We can say that Shields and Garza were different as they were two extremely talented pitchers who had shown no signs of slowing down. It took trade packages that were regarded as steals for the Tampa Bay Rays for them to actually be dealt. However, we can’t say the same about Price and Ben Zobrist. Both netted strong returns for the Rays, but fans weren’t blown away, not like they would have expected to be as such deals went through. Of course the Rays took what they believed were the best offers available, but why did they trade them without getting Garza-esque returns?

The answers might be as simple as the following: Zobrist’s age presented too much risk while Price was just making too much money. The Rays saved $4.667 million just in the last two months of 2014 after trading Price, and his 2015 salary-arbitration record payout of $19.75 million is absolutely bonkers. What if the money they were making wasn’t worthwhile because of injury, poor performance, or simply because the team wasn’t contending? Especially since they signed Asdrubal Cabrera to negate some of Zobrist’s loss and had young pitching to replace Price, it made sense for the Rays to accept good returns even if the great ones never came.

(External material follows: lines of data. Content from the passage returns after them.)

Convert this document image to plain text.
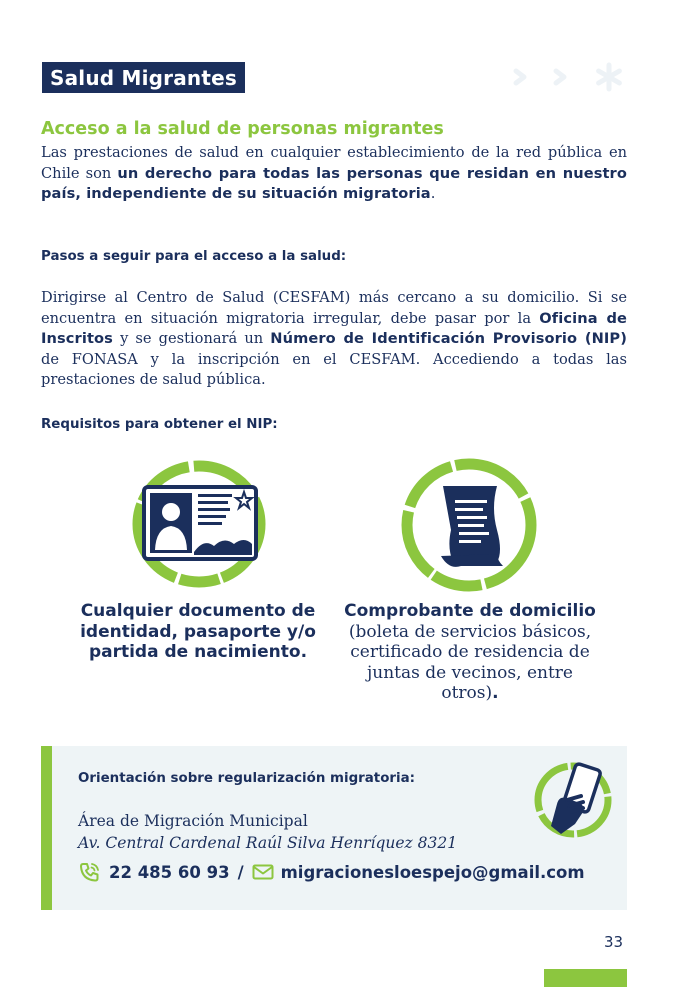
Salud Migrantes
Acceso a la salud de personas migrantes

Las prestaciones de salud en cualquier establecimiento de la red pública en Chile son un derecho para todas las personas que residan en nuestro país, independiente de su situación migratoria.

Pasos a seguir para el acceso a la salud:

Dirigirse al Centro de Salud (CESFAM) más cercano a su domicilio. Si se encuentra en situación migratoria irregular, debe pasar por la Oficina de Inscritos y se gestionará un Número de Identificación Provisorio (NIP) de FONASA y la inscripción en el CESFAM. Accediendo a todas las prestaciones de salud pública.

Requisitos para obtener el NIP:
Cualquier documento de identidad, pasaporte y/o partida de nacimiento.
Comprobante de domicilio (boleta de servicios básicos, certificado de residencia de juntas de vecinos, entre otros).
Orientación sobre regularización migratoria:
Área de Migración Municipal
Av. Central Cardenal Raúl Silva Henríquez 8321
22 485 60 93 / migracionesloespejo@gmail.com
33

Even if Daniel Robertson turns into the Tampa Bay Rays’ starting shortstop and Boog Powell into a solid fourth outfielder after being acquired in exchange for one injury-prone year from Ben Zobrist, don’t say that Matt Silverman made a brilliant trade. It wouldn’t be this particular deal where the Rays gained an edge–we would simply be looking at a reminder of why the Rays have been so willing to trade their veterans over the years. It drives fans nuts when the traded players succeed or the acquired ones disappoint, but when the departed players get injured, the whole system begins to make sense.